Jerry Brown on Budget, Polarized Political Culture, and ‘Tiny Number of Minds’ Who Understand the Process
John Myers, KQED’s Sacramento Bureau Chief, talked to Jerry Brown yesterday over the phone about the status of budget negotiations. One current sticking point: In order to balance the budget, Brown wants what he’s calling a “bridge tax,” a temporary extension of taxes set to expire July 1, before an election on their final status in November.
What I usually find interesting about Brown’s public comments is that between some obvious talking-point language, he tends to insert some pretty interesting observations. Here’s the full audio interview.
And here’s a written summary of Brown’s answers…
On the status of budget negotiations
“Republicans are not unified,” Brown says. “Some Republican legislators I think are still very open to a reasonable budget proposal with tax extensions, from July 1, resulting in an election in the fall. There’s still plenty of good will and plenty of time to put the deal together.” Somewhat paradoxically, the governor followed that with, “however, time is running short.”
On the reasons for his wanting the “bridge taxes”
It’s just a very tiny number of minds that can actually fathom how to get through this maze of complexity called the California budgetary structure.
“I certainly don’t want to have some kind of a budget that makes massive cuts, and then the people want to vote yes,” which would require restoring the revenue later, Brown said. “That kind of operation doesn’t make sense, it’s not mechanically doable, and its’ very bad public policy.”
On whether the June 15 deadline for passing a budget in order that legislators keep getting paid will help expedite a deal
“It might, it might.”
On how the process has changed since he was governor in the 1970s and ’80s
What I’m finding very paradoxical, there are many Democrats who don’t want the voters to vote because they feel that maybe they’ll’ vote the taxes down. There are many Republicans on the other hand who don’t want the people to vote because they think the people might actually vote to approve the tax extensions.

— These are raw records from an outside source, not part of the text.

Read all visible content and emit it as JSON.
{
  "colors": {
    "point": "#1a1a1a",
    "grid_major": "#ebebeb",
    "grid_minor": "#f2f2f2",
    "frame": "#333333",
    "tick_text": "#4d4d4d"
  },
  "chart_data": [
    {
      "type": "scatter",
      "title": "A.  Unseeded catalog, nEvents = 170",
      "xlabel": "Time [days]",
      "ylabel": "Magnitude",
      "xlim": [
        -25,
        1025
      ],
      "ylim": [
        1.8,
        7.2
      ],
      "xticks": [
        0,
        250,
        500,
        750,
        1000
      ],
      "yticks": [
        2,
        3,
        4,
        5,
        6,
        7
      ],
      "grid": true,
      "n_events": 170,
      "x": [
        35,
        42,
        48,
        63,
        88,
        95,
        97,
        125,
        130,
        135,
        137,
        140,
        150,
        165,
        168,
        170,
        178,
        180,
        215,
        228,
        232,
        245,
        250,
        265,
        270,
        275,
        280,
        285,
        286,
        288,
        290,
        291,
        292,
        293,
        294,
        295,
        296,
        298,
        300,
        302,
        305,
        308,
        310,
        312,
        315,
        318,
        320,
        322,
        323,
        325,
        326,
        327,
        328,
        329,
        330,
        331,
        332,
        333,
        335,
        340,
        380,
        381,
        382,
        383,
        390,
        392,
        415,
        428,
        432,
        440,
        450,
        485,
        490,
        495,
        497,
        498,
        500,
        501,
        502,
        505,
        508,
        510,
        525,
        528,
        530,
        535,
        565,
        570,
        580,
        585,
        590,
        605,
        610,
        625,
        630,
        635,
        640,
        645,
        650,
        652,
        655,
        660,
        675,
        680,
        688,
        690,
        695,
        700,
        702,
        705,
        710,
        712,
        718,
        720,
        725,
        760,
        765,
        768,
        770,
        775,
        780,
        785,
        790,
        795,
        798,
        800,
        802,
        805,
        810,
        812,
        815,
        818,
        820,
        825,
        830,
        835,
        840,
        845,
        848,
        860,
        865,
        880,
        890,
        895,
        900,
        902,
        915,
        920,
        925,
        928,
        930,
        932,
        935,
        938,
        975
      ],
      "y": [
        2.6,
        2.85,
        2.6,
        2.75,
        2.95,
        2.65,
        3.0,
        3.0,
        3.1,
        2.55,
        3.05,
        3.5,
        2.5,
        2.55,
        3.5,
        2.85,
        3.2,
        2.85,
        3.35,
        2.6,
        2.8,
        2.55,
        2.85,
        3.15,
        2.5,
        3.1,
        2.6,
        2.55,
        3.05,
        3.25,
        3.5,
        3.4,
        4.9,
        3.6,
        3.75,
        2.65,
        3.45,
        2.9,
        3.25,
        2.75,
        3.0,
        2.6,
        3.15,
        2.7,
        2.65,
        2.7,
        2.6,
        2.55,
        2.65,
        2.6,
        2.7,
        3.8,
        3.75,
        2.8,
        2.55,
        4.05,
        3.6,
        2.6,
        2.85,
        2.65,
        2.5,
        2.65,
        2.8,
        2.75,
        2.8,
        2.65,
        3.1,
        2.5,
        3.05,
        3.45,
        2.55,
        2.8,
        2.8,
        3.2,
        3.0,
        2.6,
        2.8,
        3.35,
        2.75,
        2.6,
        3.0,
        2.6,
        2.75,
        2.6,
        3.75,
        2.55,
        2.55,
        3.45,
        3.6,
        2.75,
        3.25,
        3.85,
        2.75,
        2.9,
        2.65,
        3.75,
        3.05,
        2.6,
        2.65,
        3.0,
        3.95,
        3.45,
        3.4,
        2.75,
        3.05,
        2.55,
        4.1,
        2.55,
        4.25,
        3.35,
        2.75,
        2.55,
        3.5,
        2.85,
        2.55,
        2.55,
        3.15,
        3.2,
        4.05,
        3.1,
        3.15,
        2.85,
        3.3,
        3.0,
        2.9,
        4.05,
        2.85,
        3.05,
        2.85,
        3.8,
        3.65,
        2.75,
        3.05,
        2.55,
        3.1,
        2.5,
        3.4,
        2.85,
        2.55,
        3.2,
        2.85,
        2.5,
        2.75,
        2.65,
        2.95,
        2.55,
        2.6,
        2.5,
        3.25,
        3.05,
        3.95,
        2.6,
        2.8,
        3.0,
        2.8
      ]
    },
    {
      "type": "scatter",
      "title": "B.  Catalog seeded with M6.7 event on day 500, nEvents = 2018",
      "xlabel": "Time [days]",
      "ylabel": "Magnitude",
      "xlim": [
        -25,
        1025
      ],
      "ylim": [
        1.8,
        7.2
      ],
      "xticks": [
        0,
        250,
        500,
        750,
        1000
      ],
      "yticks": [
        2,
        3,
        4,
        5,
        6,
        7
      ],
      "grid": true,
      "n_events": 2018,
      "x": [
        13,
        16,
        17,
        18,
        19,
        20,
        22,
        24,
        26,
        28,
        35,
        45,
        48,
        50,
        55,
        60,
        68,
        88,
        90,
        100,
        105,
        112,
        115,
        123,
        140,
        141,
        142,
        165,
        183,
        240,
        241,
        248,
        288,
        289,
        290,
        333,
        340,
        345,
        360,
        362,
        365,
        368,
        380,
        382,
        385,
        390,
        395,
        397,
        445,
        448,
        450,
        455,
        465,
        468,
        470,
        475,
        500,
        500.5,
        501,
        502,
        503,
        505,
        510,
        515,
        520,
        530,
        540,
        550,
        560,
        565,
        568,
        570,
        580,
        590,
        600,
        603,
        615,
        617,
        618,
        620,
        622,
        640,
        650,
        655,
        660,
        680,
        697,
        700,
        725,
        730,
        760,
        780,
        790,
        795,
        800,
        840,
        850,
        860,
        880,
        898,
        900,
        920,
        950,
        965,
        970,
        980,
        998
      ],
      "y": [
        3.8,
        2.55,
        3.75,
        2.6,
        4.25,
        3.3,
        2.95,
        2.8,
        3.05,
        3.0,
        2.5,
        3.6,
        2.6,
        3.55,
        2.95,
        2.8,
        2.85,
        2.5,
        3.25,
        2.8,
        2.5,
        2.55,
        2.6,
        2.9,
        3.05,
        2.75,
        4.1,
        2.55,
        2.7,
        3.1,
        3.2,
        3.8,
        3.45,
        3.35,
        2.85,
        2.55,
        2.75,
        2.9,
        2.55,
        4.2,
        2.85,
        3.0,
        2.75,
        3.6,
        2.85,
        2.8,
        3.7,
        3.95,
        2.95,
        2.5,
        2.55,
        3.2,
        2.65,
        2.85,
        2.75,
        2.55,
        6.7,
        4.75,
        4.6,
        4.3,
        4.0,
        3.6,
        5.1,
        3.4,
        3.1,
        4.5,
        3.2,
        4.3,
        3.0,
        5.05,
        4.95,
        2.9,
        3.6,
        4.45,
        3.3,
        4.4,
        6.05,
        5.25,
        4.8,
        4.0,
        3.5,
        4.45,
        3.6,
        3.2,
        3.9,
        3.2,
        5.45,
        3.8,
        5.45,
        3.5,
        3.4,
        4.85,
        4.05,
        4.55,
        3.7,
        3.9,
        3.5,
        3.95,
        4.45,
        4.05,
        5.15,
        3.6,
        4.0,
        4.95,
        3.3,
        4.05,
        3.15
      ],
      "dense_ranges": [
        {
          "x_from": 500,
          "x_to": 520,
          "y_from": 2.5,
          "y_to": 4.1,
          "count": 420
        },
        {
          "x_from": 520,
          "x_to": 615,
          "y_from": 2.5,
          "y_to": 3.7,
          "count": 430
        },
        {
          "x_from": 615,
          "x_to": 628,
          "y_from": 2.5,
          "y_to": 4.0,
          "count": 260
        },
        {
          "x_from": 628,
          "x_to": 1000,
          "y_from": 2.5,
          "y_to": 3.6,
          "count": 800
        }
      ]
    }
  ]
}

“What’s changed now is with all the budgetary constitutional amendments and other spending locked into the constitution. Things are very complicated. It’s just a very tiny number of minds that can actually fathom how to get through this maze of complexity called the California budgetary structure… It’s almost impossible to understand all the details and ramifications.
“Secondly, the two parties are more polarized. They live in different places, they go to different churches, different kinds of recreation; this is a real culture gap we have in California between the two political parties, and it makes governing in the overall public interest extraordinarily difficult.”
On whether the GOP strategy all along was to delay having an election before the taxes in question expired, so that Republicans could then say they couldn’t vote for a tax increase.
“If they really thought it through that much… I’m telling you the depth of thinking, reflection, and analysis is not something that would impress you. So, I would just say that people are more reactive; it’s kind of a day to day thing, and how we got here is not as important as the fact that we still have a path forward…”
On whether he has a Plan B
I haven’t seen a Plan B that I find palatable.
On Brown allies expressing uneasiness at putting the tax measures on the ballot.
What I’m finding very paradoxical, there are many Democrats who don’t want the voters to vote because they feel that maybe they’ll’ vote the taxes down. There are many Republicans on the other hand who don’t want the people to vote because they think the people might actually vote to approve the tax extensions. So we have only the common denominator of not letting the people decide, and that’s something I can’t go along with. Because in our democracy, when we are in a breakdown, the only breakthrough is the vote of the people.